Dabei werden spezielle Messgeräte von Quads auf langen Wagen übers Feld gezogen. Ähnlich wie bei einem Scanner zeichnen sie Bilder des Bodens auf - indem das Erdmagnetfeld gemessen wird. Geringfügige Abweichungen des Erdmagnetfelds werden auf einem Computerbildschirm sichtbar - ähnlich einem Röntgenbild. Ohne Löcher in Felder und Wiesen graben zu müssen, lassen sich so großflächig Umrisse der Bauten und Siedlungen unserer Vorfahren nachweisen. Nur einzelne Fundobjekte können mit den Messsystemen noch nicht lokalisiert werden.

Noch ist sehr wenig über die Geschichte der Stubersheimer Alb bekannt. Zahlreiche archäologische Funde lassen jedoch vermuten, dass sie schon zur Steinzeit besiedelt war. Mit der oben erwähnten Technik sollen nun flächendeckend Messungen durchgeführt werden, wobei sich die Forscher erhoffen, auf die Reste untergegangener Siedlungen zu stoßen.

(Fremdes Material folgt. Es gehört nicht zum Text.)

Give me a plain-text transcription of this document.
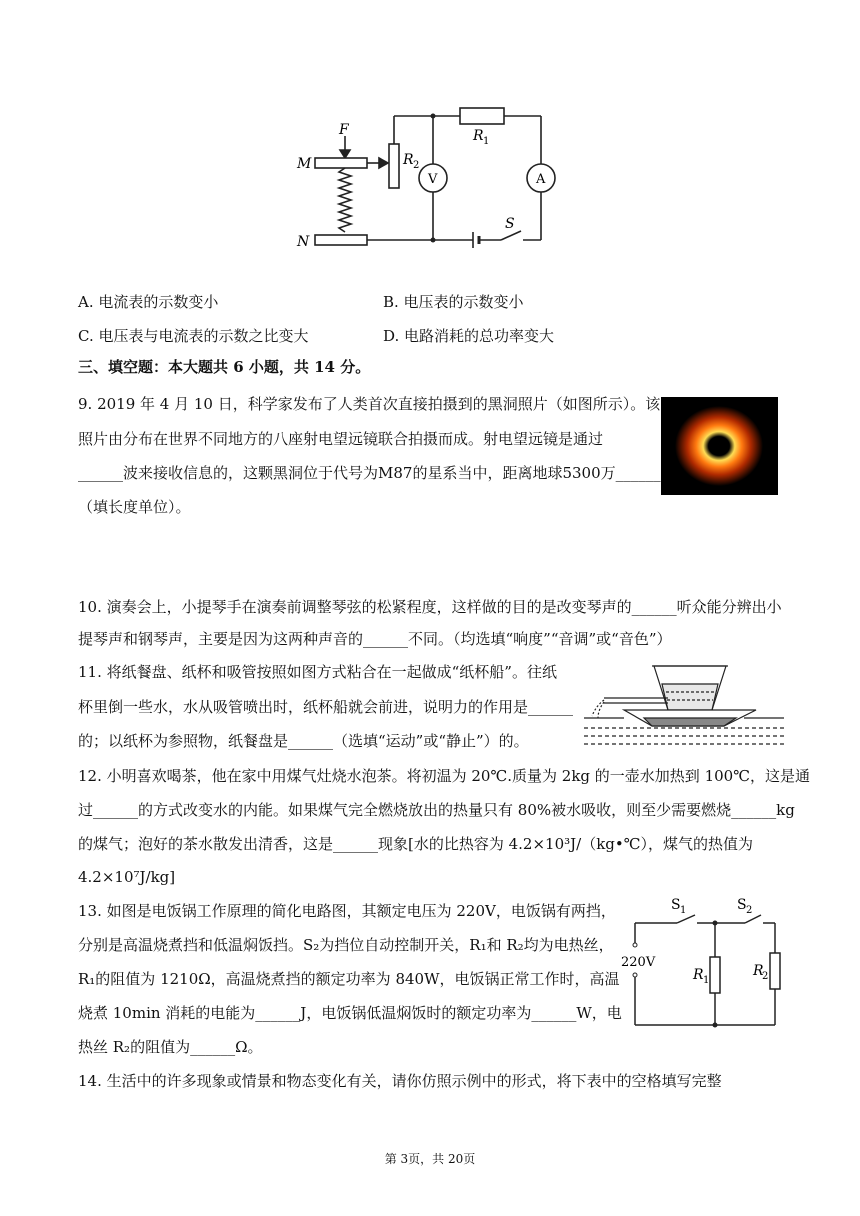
F
M
N
R 2
R 1
V	A
S
A. 电流表的示数变小	B. 电压表的示数变小
C. 电压表与电流表的示数之比变大	D. 电路消耗的总功率变大
三、填空题：本大题共 6 小题，共 14 分。
9. 2019 年 4 月 10 日，科学家发布了人类首次直接拍摄到的黑洞照片（如图所示）。该
照片由分布在世界不同地方的八座射电望远镜联合拍摄而成。射电望远镜是通过
______波来接收信息的，这颗黑洞位于代号为M87的星系当中，距离地球5300万______
（填长度单位）。
10. 演奏会上，小提琴手在演奏前调整琴弦的松紧程度，这样做的目的是改变琴声的______听众能分辨出小
提琴声和钢琴声，主要是因为这两种声音的______不同。（均选填“响度”“音调”或“音色”）
11. 将纸餐盘、纸杯和吸管按照如图方式粘合在一起做成“纸杯船”。往纸
杯里倒一些水，水从吸管喷出时，纸杯船就会前进，说明力的作用是______
的；以纸杯为参照物，纸餐盘是______（选填“运动”或“静止”）的。
12. 小明喜欢喝茶，他在家中用煤气灶烧水泡茶。将初温为 20℃.质量为 2kg 的一壶水加热到 100℃，这是通
过______的方式改变水的内能。如果煤气完全燃烧放出的热量只有 80%被水吸收，则至少需要燃烧______kg
的煤气；泡好的茶水散发出清香，这是______现象[水的比热容为 4.2×10³J/（kg•℃），煤气的热值为
4.2×10⁷J/kg]
13. 如图是电饭锅工作原理的简化电路图，其额定电压为 220V，电饭锅有两挡，
分别是高温烧煮挡和低温焖饭挡。S₂为挡位自动控制开关，R₁和 R₂均为电热丝，
R₁的阻值为 1210Ω，高温烧煮挡的额定功率为 840W，电饭锅正常工作时，高温
烧煮 10min 消耗的电能为______J，电饭锅低温焖饭时的额定功率为______W，电
热丝 R₂的阻值为______Ω。
S 1	S 2
220V
R 1
R
2
14. 生活中的许多现象或情景和物态变化有关，请你仿照示例中的形式，将下表中的空格填写完整
第 3页，共 20页
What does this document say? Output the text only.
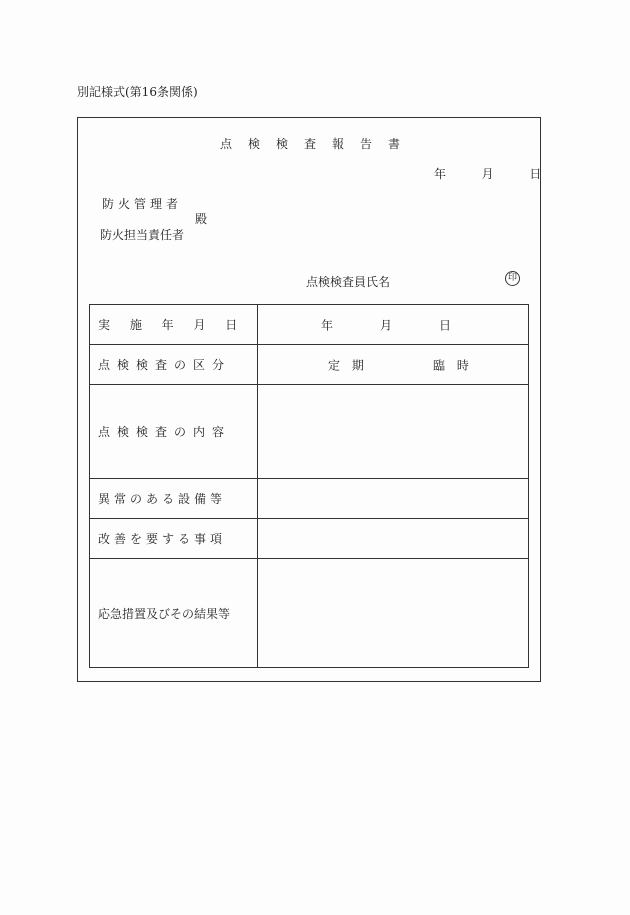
別記様式(第16条関係)
点検検査報告書
年	月	日
防火管理者
殿
防火担当責任者
点検検査員氏名	印
実 施 年 月 日	年 月 日

点検検査の区分	定 期 臨 時

点検検査の内容	
異常のある設備等	
改善を要する事項	
応急措置及びその結果等	
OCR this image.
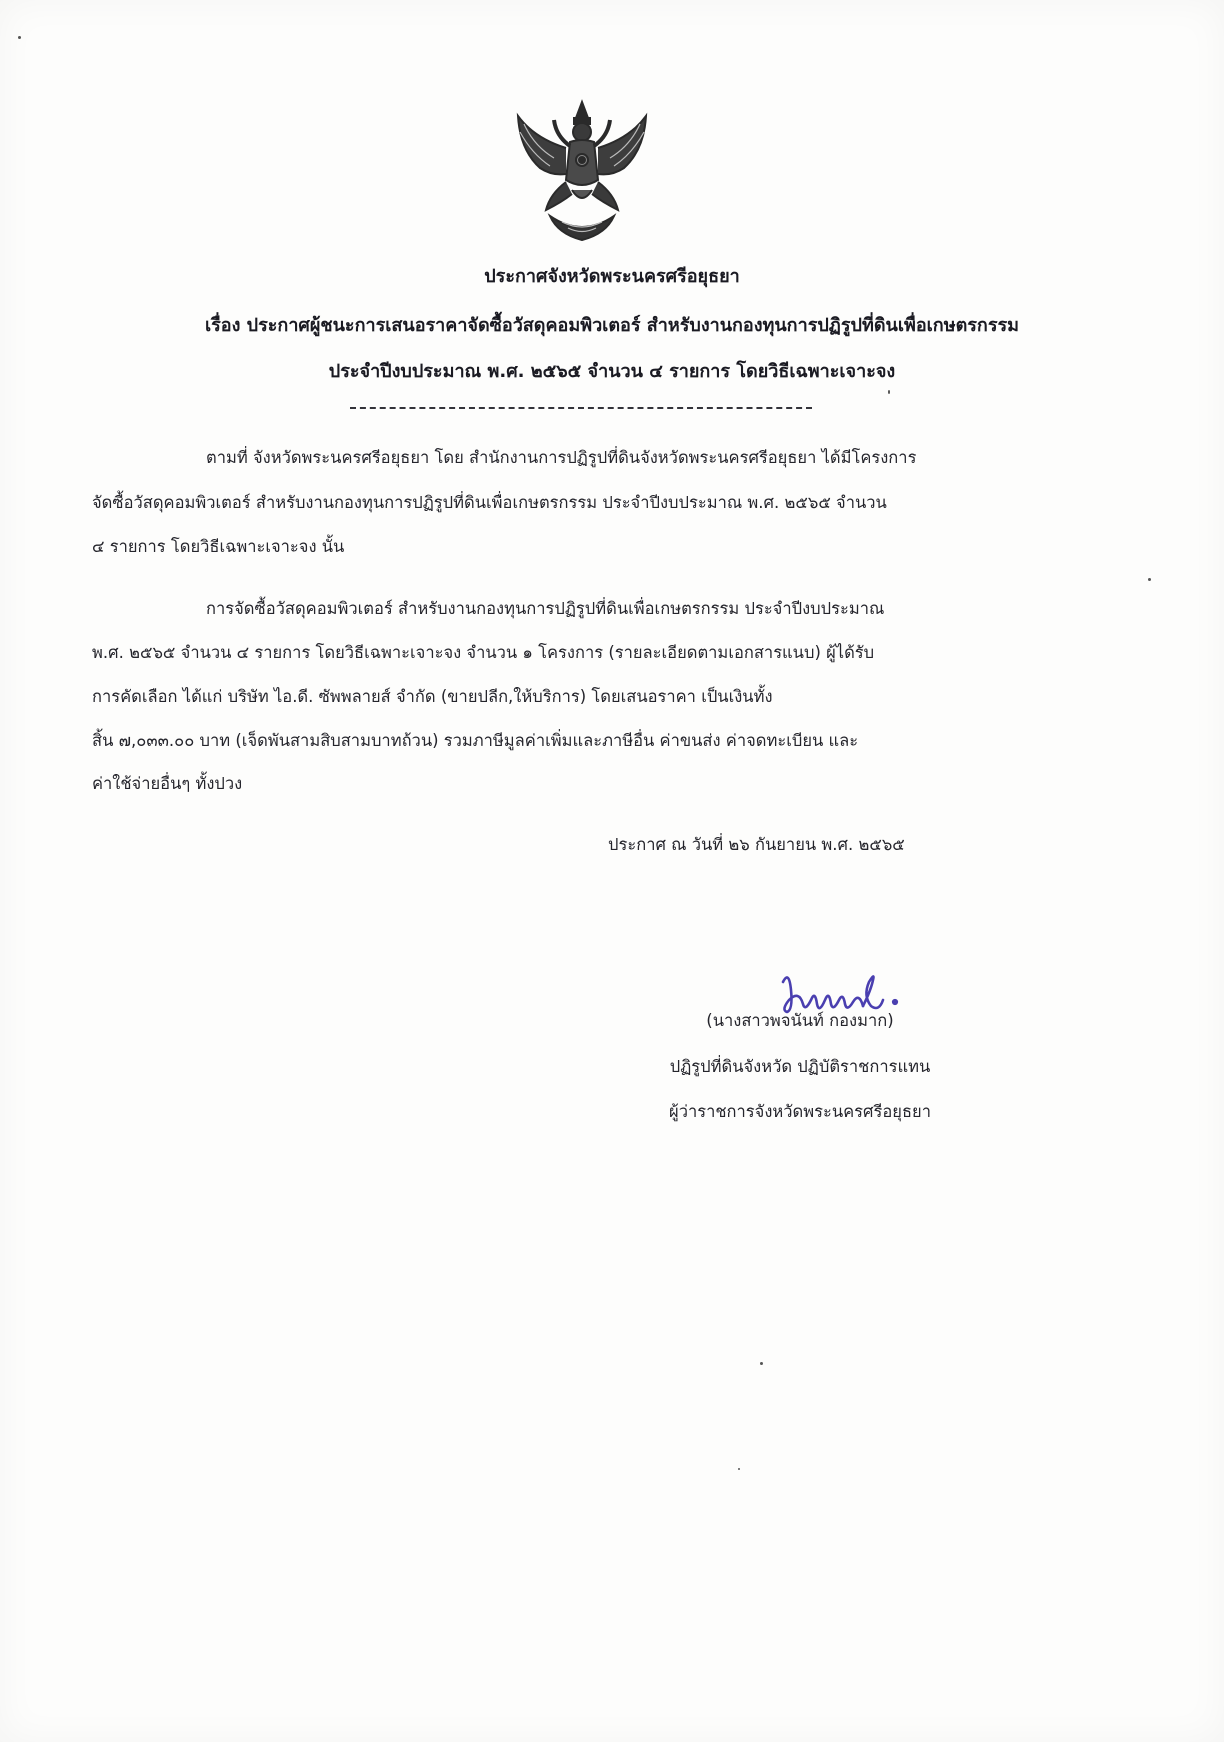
ประกาศจังหวัดพระนครศรีอยุธยา
เรื่อง ประกาศผู้ชนะการเสนอราคาจัดซื้อวัสดุคอมพิวเตอร์ สำหรับงานกองทุนการปฏิรูปที่ดินเพื่อเกษตรกรรม
ประจำปีงบประมาณ พ.ศ. ๒๕๖๕ จำนวน ๔ รายการ โดยวิธีเฉพาะเจาะจง
ตามที่ จังหวัดพระนครศรีอยุธยา โดย สำนักงานการปฏิรูปที่ดินจังหวัดพระนครศรีอยุธยา ได้มีโครงการ
จัดซื้อวัสดุคอมพิวเตอร์ สำหรับงานกองทุนการปฏิรูปที่ดินเพื่อเกษตรกรรม ประจำปีงบประมาณ พ.ศ. ๒๕๖๕ จำนวน
๔ รายการ โดยวิธีเฉพาะเจาะจง นั้น
การจัดซื้อวัสดุคอมพิวเตอร์ สำหรับงานกองทุนการปฏิรูปที่ดินเพื่อเกษตรกรรม ประจำปีงบประมาณ
พ.ศ. ๒๕๖๕ จำนวน ๔ รายการ โดยวิธีเฉพาะเจาะจง จำนวน ๑ โครงการ (รายละเอียดตามเอกสารแนบ) ผู้ได้รับ
การคัดเลือก ได้แก่ บริษัท ไอ.ดี. ซัพพลายส์ จำกัด (ขายปลีก,ให้บริการ) โดยเสนอราคา เป็นเงินทั้ง
สิ้น ๗,๐๓๓.๐๐ บาท (เจ็ดพันสามสิบสามบาทถ้วน) รวมภาษีมูลค่าเพิ่มและภาษีอื่น ค่าขนส่ง ค่าจดทะเบียน และ
ค่าใช้จ่ายอื่นๆ ทั้งปวง
ประกาศ ณ วันที่ ๒๖ กันยายน พ.ศ. ๒๕๖๕
(นางสาวพจนันท์ กองมาก)
ปฏิรูปที่ดินจังหวัด ปฏิบัติราชการแทน
ผู้ว่าราชการจังหวัดพระนครศรีอยุธยา
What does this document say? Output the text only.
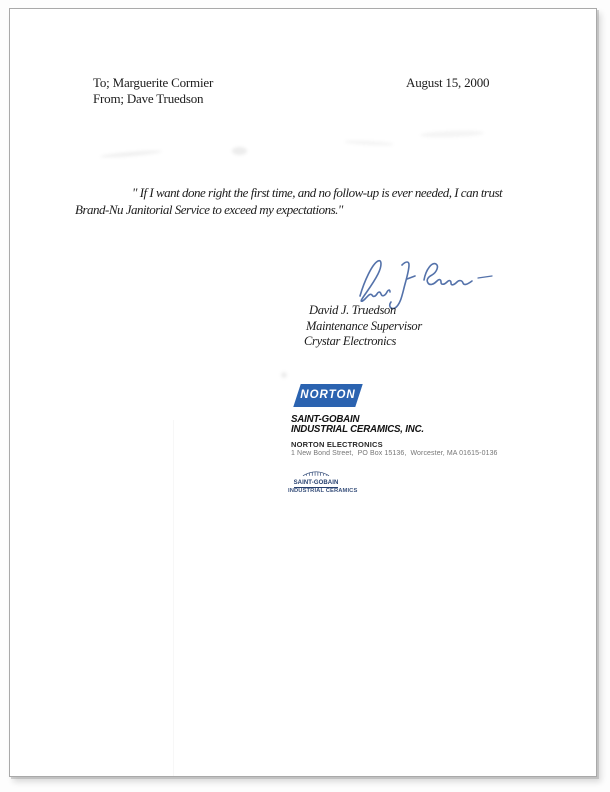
To; Marguerite Cormier
From; Dave Truedson
August 15, 2000
" If I want done right the first time, and no follow-up is ever needed, I can trust
Brand-Nu Janitorial Service to exceed my expectations."
David J. Truedson
Maintenance Supervisor
Crystar Electronics
NORTON
SAINT-GOBAIN
INDUSTRIAL CERAMICS, INC.
NORTON ELECTRONICS
1 New Bond Street,  PO Box 15136,  Worcester, MA 01615-0136
SAINT-GOBAIN
INDUSTRIAL CERAMICS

Die Archäologen haben ein ehrgeiziges Ziel: Mit Hilfe der zerstörungsfreien Methode der Messung soll die Geschichte der Orte Bräunisheim, Schalkstetten und Stubersheim von der Steinzeit bis heute aufgedeckt und neu geschrieben werden. Angespornt wird das Mainz- Wiener Team von den Erfolgen des Jahres 2011, in dem die vorher nur aus Schriftquellen bekannten, verwüsteten Dörfer Dietlinsweiler und die Wüstung Wohlgradweiler wieder entdeckt wurden.